The study recommends safety and regulatory measures that should be used to prevent another big spill, yet even after Deepwater Horizon, the government continues to cut corners on environmental reports and pushing ahead rapidly for more offshore drilling. Measures to increase safety, improve oil-spill response and enact environmental safeguards have yet to be implemented, but so far that doesn’t seem to be stopping the Obama administration from expanding offshore drilling in the Arctic Ocean. He announced a plan to do so in November — putting bowhead whales, polar bears and other wildlife in serious jeopardy, because any spill in the ice-choked waters off Alaska would be impossible to clean up.
“Ocean drilling is risky business.
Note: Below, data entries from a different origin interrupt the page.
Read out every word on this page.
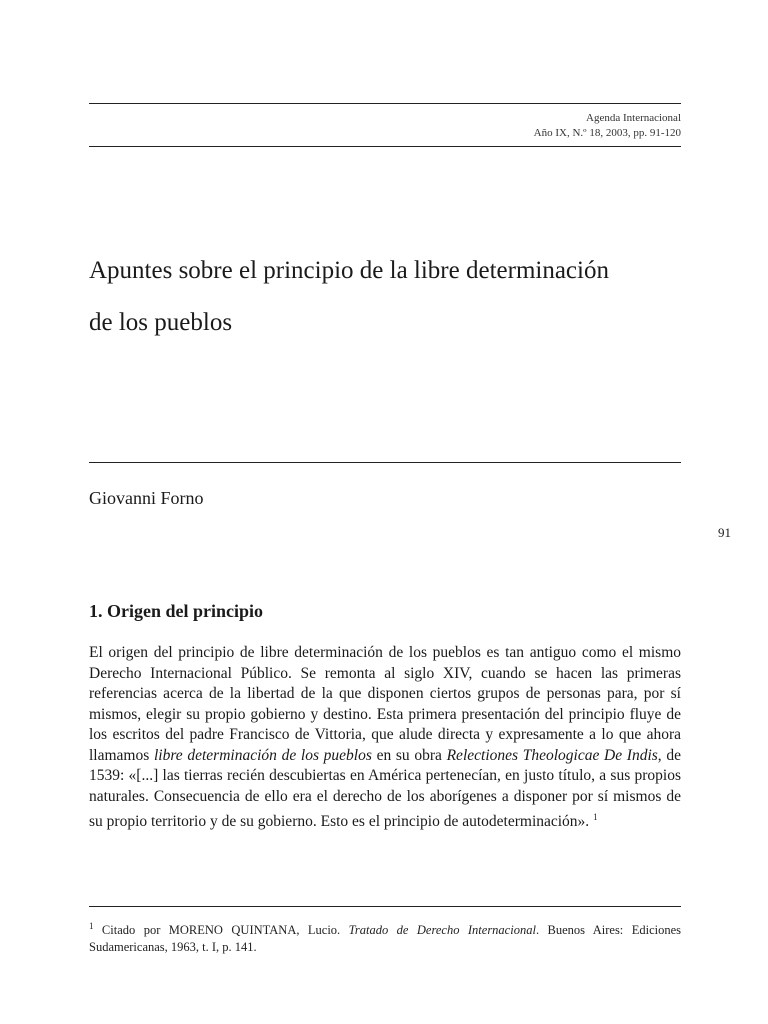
Agenda Internacional
Año IX, N.º 18, 2003, pp. 91-120
Apuntes sobre el principio de la libre determinación
de los pueblos
Giovanni Forno
91
1. Origen del principio

El origen del principio de libre determinación de los pueblos es tan antiguo como el mismo Derecho Internacional Público. Se remonta al siglo XIV, cuando se hacen las primeras referencias acerca de la libertad de la que disponen ciertos grupos de personas para, por sí mismos, elegir su propio gobierno y destino. Esta primera presentación del principio fluye de los escritos del padre Francisco de Vittoria, que alude directa y expresamente a lo que ahora llamamos libre determinación de los pueblos en su obra Relectiones Theologicae De Indis, de 1539: «[...] las tierras recién descubiertas en América pertenecían, en justo título, a sus propios naturales. Consecuencia de ello era el derecho de los aborígenes a disponer por sí mismos de su propio territorio y de su gobierno. Esto es el principio de autodeterminación». $^1$

$^1$ Citado por MORENO QUINTANA, Lucio. Tratado de Derecho Internacional. Buenos Aires: Ediciones Sudamericanas, 1963, t. I, p. 141.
Today’s report is a laundry list of everything that can, and will, go wrong when we mine fossil fuels from the ocean floor,” Sakashita said. “President Obama should deliver on his promises for a clean-energy future to prevent the next oil spill and avert the climate crisis.”
The 2010 spill dumped more than 200 million gallons of oil into the Gulf of Mexico. Last spring, the Center released a report estimating the spill harmed 6,000 sea turtles, 26,000 dolphins and whales, 82,000 birds and countless fish and invertebrates. The spill is expected to affect Gulf ecosystems for decades.